To make matters worse, I found out that my ex-husband had gotten another woman pregnant 3 months after we separated. Yes, the one co-worker he assured me that he had nothing going on with despite the several suggestive messages between the two.
Anyway, at this point, my self-esteem was shot with no chance at recovery. I felt as if I had been woken up by the deafening wail of an alarm and life was blowing a blowhorn to my face every five seconds.
It was OVERWHELMING and I did not understand why I was going through so much. It seemed unfair. At that moment, I thought that this going to be life forever: a tragic event after the next without any sign of making it in life.

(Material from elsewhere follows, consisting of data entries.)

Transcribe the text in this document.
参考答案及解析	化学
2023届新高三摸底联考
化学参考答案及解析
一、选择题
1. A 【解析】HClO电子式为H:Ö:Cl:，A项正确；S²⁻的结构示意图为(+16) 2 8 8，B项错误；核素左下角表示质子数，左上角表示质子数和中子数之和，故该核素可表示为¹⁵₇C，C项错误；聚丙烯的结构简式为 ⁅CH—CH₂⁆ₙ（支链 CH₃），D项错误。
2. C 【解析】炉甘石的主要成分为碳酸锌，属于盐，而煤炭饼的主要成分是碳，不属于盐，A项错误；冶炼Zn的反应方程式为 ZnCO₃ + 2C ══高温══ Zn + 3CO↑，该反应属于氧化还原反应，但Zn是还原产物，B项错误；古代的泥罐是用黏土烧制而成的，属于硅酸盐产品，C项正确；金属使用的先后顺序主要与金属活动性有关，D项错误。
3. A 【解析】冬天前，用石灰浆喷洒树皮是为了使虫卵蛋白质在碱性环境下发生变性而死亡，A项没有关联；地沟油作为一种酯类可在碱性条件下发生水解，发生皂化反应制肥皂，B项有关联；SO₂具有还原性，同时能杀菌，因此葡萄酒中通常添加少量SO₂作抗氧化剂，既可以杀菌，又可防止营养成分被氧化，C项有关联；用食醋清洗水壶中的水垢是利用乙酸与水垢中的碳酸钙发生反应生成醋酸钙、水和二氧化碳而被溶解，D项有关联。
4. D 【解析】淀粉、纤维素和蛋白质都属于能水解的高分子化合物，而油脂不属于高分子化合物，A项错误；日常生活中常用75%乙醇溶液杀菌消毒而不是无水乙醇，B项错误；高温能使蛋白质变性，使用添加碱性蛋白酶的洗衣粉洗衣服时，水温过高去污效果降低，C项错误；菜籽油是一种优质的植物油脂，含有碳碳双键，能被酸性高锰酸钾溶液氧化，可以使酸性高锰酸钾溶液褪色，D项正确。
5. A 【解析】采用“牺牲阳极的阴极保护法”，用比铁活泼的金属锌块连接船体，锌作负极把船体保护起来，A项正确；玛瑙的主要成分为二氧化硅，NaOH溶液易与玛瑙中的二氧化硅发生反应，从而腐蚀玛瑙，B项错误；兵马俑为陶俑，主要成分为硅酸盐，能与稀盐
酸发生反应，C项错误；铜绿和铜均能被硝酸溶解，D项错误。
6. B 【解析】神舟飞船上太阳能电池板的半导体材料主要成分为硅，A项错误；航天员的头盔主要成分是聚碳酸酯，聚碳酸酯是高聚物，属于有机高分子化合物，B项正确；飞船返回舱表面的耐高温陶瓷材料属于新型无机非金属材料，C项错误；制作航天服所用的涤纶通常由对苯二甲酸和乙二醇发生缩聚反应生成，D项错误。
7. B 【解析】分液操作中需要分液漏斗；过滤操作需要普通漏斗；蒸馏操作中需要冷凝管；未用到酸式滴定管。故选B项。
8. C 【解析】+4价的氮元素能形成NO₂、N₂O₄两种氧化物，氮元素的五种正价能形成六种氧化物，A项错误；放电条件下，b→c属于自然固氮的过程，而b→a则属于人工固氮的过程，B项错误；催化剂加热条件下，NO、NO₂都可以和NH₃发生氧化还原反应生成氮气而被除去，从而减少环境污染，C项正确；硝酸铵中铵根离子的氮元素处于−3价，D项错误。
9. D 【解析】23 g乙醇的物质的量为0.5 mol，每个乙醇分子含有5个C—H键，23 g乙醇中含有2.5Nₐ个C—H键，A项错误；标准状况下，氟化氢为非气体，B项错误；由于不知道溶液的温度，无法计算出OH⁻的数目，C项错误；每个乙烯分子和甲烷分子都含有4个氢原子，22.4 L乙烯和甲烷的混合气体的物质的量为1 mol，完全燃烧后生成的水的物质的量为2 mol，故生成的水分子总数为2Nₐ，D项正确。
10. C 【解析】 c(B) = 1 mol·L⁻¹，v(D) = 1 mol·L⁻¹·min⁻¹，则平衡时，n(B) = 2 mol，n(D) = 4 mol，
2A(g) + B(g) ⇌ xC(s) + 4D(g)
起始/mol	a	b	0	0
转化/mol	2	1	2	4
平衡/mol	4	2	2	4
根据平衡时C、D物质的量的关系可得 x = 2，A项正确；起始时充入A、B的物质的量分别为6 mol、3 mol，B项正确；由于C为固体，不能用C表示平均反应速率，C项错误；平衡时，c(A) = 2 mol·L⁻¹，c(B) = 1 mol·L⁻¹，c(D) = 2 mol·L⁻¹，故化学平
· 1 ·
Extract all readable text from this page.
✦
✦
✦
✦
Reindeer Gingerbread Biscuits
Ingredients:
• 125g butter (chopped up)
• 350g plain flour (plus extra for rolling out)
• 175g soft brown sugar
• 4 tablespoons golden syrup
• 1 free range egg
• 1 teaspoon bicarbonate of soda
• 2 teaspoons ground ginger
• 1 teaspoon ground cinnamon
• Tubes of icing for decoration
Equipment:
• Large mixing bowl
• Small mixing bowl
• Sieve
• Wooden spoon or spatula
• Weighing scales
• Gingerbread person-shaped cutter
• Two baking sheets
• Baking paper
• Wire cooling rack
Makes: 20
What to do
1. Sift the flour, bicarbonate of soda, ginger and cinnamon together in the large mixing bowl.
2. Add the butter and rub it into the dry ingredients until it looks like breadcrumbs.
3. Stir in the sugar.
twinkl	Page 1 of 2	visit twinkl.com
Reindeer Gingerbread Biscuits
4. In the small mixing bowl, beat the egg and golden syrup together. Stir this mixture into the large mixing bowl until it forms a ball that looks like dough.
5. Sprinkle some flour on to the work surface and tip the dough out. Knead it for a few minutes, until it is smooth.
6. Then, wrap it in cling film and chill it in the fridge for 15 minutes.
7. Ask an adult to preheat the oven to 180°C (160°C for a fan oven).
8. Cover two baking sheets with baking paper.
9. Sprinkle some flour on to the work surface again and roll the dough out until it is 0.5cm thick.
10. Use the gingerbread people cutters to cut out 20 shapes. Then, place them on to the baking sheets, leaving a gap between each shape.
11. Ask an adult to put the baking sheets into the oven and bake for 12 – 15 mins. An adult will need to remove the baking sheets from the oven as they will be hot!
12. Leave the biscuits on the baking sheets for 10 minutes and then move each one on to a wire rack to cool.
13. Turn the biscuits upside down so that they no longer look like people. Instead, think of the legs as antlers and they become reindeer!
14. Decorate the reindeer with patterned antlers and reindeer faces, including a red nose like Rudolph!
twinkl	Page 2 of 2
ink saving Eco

Or at least, that’s what I thought.
The Demise of 2016 pushed me down like a sixth grade bully pushing the frail first grader to the ground causing him to lose his breath; but it allowed me to get in touch with my inner strength. Of course, it didn’t seem this way initially, but much later, I realized that I was pretty strong, emotionally.
I tell you about these experiences because they happened almost consecutively. It was definitely a challenge, but I decided one day that enough was enough. I went down hard, but I brushed myself off and got up.
Keeping in mind that my current situation was most certainly not going to be my final destination.
Today, I am here, happier than ever, excited to greet each day with a smile and a positive thought. If it wasn’t for a little light that I saw at the end of the tunnel, I don’t know where I would be today.
I found an outlet that I did not know was going to change my life forever, gym, you little light of mine.